Jubir KPK Budi Prasetyo/Metro TV/Candra
2 Saksi Kasus LPEI Kompak Mangkir
Candra Yuri Nuralam • 15 April 2026 13:14
Jakarta: Komisi Pemberantasan Korupsi (KPK), menjadwalkan ulang pemeriksaan dua saksi dugaan rasuah pemberian fasilitas pembiayaan, dari LPEI pada Selasa, 14 April 2026. Mereka bahkan tidak memberikan keterangan kepada KPK.
“Penyidik belum mendapatkan konfirmasi dari para saksi,” kata juru bicara KPK Budi Prasetyo melalui keterangan tertulis, Rabu, 15 April 2026.
Kedua saksi itu yakni pihak swasta Chandra Adiwijaya Hong dan Jadi Surya. Dalam perkara ini, mereka berdua bakal dipanggil ulang.
“Kami akan koordinasikan dan jadwalkan untuk pemeriksaan berikutnya,” ucap Budi.
KPK meyakini adanya tindakan koruptif dalam proses pembiayaan LPEI ke PT Petro Energy (PE). Hampir semua uang yang dikeluarkan disalahgunakan.

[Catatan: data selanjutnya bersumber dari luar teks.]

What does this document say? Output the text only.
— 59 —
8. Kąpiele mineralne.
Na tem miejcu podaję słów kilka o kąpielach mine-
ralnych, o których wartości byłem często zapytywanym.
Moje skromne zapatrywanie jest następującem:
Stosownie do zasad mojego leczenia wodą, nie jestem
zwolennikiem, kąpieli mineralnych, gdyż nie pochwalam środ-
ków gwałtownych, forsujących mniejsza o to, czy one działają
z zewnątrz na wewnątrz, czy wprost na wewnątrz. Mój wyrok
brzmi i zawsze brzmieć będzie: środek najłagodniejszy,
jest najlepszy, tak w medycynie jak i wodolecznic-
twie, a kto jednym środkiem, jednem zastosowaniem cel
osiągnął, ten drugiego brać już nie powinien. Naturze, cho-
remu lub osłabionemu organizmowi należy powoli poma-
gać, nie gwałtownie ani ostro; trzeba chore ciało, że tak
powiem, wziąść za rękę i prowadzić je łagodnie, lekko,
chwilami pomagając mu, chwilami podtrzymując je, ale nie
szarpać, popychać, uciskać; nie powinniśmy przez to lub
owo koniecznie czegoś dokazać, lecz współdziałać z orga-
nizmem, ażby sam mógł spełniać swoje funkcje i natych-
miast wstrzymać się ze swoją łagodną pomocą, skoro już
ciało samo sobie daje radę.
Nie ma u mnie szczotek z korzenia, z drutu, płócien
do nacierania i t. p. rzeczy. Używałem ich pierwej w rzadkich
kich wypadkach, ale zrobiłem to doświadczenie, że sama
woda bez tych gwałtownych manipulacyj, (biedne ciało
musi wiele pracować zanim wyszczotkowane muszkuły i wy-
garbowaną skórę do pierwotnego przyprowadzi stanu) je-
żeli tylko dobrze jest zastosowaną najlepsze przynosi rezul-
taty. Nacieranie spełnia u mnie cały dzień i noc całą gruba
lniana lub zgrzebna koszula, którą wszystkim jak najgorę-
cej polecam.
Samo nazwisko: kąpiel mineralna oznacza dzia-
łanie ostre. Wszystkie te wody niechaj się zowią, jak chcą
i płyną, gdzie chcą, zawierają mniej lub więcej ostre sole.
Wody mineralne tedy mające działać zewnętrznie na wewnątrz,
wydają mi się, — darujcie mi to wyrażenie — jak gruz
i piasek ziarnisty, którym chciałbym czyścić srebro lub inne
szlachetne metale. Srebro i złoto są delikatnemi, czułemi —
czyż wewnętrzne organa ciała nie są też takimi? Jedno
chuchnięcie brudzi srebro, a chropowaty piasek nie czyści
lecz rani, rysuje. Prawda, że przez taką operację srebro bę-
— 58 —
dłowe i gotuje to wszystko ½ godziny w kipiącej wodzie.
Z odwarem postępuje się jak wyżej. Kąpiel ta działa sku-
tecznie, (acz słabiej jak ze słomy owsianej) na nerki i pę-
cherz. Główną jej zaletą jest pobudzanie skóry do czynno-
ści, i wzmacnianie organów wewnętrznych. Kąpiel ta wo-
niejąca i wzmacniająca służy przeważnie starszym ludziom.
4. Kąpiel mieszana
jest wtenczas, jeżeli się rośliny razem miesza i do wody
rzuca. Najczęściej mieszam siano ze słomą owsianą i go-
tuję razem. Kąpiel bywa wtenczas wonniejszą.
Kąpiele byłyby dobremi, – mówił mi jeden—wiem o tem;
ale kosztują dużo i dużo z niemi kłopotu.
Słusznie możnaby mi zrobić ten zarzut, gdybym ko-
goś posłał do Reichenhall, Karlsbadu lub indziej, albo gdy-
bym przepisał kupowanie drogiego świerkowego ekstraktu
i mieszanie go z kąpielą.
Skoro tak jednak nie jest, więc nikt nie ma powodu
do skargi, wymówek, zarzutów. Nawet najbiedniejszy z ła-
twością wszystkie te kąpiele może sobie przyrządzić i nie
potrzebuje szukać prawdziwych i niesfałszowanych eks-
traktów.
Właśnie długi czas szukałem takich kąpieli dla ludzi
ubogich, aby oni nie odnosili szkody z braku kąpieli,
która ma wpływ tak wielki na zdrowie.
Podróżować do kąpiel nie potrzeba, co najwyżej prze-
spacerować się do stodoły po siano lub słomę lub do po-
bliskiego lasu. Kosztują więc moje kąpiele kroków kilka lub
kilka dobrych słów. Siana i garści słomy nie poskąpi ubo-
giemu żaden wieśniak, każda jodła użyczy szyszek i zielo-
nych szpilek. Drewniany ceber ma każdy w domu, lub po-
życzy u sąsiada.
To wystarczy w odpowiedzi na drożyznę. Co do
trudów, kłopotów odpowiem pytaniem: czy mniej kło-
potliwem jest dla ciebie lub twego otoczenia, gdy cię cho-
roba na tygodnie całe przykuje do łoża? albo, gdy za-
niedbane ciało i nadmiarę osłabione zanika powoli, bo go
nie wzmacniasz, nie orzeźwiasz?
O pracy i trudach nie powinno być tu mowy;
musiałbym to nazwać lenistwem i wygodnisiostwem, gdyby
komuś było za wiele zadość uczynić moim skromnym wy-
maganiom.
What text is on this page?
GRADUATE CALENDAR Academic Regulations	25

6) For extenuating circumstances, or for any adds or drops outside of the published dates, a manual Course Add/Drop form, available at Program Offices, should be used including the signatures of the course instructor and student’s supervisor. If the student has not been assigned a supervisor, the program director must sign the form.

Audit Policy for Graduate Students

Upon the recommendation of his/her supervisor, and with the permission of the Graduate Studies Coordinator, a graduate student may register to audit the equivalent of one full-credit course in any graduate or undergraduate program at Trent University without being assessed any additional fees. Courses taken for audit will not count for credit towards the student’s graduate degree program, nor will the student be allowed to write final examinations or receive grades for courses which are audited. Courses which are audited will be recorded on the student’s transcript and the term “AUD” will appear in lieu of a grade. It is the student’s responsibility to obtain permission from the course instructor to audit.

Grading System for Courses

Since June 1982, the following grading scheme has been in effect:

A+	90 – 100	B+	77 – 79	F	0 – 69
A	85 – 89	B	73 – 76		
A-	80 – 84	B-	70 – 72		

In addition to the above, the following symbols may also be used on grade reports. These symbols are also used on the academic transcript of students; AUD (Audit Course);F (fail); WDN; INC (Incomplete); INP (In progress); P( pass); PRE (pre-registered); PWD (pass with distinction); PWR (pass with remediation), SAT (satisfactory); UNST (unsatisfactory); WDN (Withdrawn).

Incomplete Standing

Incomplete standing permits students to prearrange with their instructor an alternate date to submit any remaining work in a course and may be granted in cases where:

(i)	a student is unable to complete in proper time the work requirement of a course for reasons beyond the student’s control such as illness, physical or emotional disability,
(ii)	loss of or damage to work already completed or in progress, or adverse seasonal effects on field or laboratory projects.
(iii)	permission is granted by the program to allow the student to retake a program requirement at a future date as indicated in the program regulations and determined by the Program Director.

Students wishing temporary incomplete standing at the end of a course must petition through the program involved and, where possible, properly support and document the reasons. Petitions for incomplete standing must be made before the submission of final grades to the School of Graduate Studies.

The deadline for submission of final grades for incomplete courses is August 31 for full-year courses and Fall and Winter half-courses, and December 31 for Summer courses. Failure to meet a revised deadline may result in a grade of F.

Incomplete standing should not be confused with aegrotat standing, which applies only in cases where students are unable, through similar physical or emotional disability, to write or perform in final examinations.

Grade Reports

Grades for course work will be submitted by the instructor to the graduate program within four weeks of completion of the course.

"Berdasarkan audit forensik, per Juli 2025, ditemukan bahwa 90,03 persen dari total pembiayaan disalahgunakan," kata juru bicara KPK Budi Prasetyo melalui keterangan tertulis, Selasa, 2 Desember 2025.
(1).jpeg)
Jubir KPK Budi Prasetyo/Metro TV/Candra
Budi mengatakan penyelewengan dana ini merupakan kerugian negara. KPK membantah mengambinghitamkan sejumlah orang dalam perkara ini.
"Fakta-fakta ini penting kami sampaikan untuk mencegah spekulasi dan salah persepsi yang dapat merugikan masyarakat, yang tentunya memiliki hak untuk bisa mendapatkan informasi yang benar dan valid," tegas Budi.
Uang yang disalahgunakan itu sejatinya diminta untuk modal kerja dagang. Totalnya, hampir Rp1 triliun.